In conclusion, tail hedging, assuming perfect conditions, can yield enormous profits to compensate for many smaller losing trades, but in most instances it’s a significant drain if a crash does not occur under the optimal circumstances. Using Spitznagel’s OTM put strategy, unless the volatility before the crash if very low and or the crash is very deep and sudden, the returns will be insufficient as a hedge, and may actually cost money (meaning you lose on both the hedge and the decline of the underlying index, as I showed above).
The tail hedging method would have failed between 1990-1996, a period when volatility was very low but the market didn’t crash. It would have scored a win during the small crash of 1997, which was sudden, but volatility spiked afterward and would remain high until 2004. The high volatility during the late 90’s and 2000’s would have prevented the method (like we saw in Jan 2016 above) from scoring any big wins during the collapse of the dotcom bubble between 2000-2003. Although 911 would have yielded a good profit, the volatility preceding the attacks was still too high. It would have also failed during the 2003-2007 bull market.
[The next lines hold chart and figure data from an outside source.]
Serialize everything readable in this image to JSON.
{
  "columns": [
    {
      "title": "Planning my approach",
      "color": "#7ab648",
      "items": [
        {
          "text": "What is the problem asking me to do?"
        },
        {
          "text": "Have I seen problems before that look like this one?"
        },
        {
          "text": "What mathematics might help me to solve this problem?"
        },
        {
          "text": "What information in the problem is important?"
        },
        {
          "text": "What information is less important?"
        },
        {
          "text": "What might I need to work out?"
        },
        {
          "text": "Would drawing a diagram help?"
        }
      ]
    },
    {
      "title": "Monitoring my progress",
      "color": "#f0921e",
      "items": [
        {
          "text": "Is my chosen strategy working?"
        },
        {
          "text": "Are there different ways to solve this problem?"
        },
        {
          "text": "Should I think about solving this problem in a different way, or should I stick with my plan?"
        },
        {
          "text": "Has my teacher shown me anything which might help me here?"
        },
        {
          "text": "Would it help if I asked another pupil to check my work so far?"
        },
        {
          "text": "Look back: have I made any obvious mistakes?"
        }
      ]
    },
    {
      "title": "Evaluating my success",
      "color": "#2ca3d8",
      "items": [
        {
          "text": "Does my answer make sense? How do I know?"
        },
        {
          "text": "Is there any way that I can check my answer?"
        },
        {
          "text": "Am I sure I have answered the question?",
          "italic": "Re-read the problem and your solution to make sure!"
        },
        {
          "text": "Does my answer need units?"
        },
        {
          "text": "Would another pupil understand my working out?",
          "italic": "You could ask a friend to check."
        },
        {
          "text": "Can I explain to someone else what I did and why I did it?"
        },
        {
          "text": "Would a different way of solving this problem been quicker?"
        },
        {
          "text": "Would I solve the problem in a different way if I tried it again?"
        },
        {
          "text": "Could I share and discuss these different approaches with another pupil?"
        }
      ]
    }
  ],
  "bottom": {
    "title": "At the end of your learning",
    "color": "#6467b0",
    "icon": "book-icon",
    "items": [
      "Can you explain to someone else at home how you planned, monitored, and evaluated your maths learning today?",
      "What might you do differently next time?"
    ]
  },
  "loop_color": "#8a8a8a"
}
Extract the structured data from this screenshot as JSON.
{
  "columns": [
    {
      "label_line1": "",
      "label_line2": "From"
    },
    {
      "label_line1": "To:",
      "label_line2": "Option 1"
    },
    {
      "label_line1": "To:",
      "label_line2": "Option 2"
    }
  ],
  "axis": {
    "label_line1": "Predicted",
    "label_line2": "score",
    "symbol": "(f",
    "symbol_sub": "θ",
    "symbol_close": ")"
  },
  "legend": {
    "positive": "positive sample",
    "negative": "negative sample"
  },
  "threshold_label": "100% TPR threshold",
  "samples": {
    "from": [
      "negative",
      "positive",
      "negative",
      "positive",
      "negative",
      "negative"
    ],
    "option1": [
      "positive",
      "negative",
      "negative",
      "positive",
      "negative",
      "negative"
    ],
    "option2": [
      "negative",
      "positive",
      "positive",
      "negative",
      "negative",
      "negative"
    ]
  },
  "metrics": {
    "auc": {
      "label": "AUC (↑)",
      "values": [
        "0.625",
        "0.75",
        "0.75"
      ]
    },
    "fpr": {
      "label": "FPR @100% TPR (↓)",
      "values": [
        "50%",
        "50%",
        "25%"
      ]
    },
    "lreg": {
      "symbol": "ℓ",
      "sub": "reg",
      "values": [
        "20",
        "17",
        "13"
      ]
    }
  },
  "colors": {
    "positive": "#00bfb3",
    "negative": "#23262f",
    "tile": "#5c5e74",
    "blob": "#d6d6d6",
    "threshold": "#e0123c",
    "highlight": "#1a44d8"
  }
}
Although tail hedging can yield abnormally high returns during crashes under perfect conditions, after factoring years of decay in the absence of crashes, the returns may be much worse than the S&P 500. The crash of 2008 was unique in that most of the losses occurred in just a few months (October and September), and the volatility was very low preceding the crash, but had 2008 crash either never happened or was more protracted (like the 2000-2003 bear market, which took three years to bottom instead of one), the returns using tail hedging would have been far worse.
Part of the appeal of tail hedging, despite worse returns, may have to do with two common cognitive biases: loss aversion (which means that a loss results in asymmetrically more discomfort than the pleasure from a gain) and recency bias (the tendency to overestimate the likelihood of rare events, because of a recent occurrence. The market crash and recession of 2008 is still fresh in people’s minds, but they don’t realize, historically speaking, that such events are very rare).
Often you hear the argument that tail hedging is profitable because stock returns don’t obey the normal distribution and therefore put options are ‘cheap’. This reasoning is wrong because put options have a very steep ‘skew’ that arises from a stochastic volatility model with ‘jumps’, a significantly more complicated model than the normal distribution model that underpins the Black Scholes equation. The skew is the result of crashes being priced in advanced into the puts, resulting in puts having much higher implied volatilities than predicted by Black Scholes. This is especially so after recent crashes, like I showed in Jan 2016 above. These expensive puts also decay very quickly, often producing rapid losses for anyone who buys them, and only very seldom producing a positive return for buyers. The overwhelming evidence suggests people overpay for put protection, not underpay.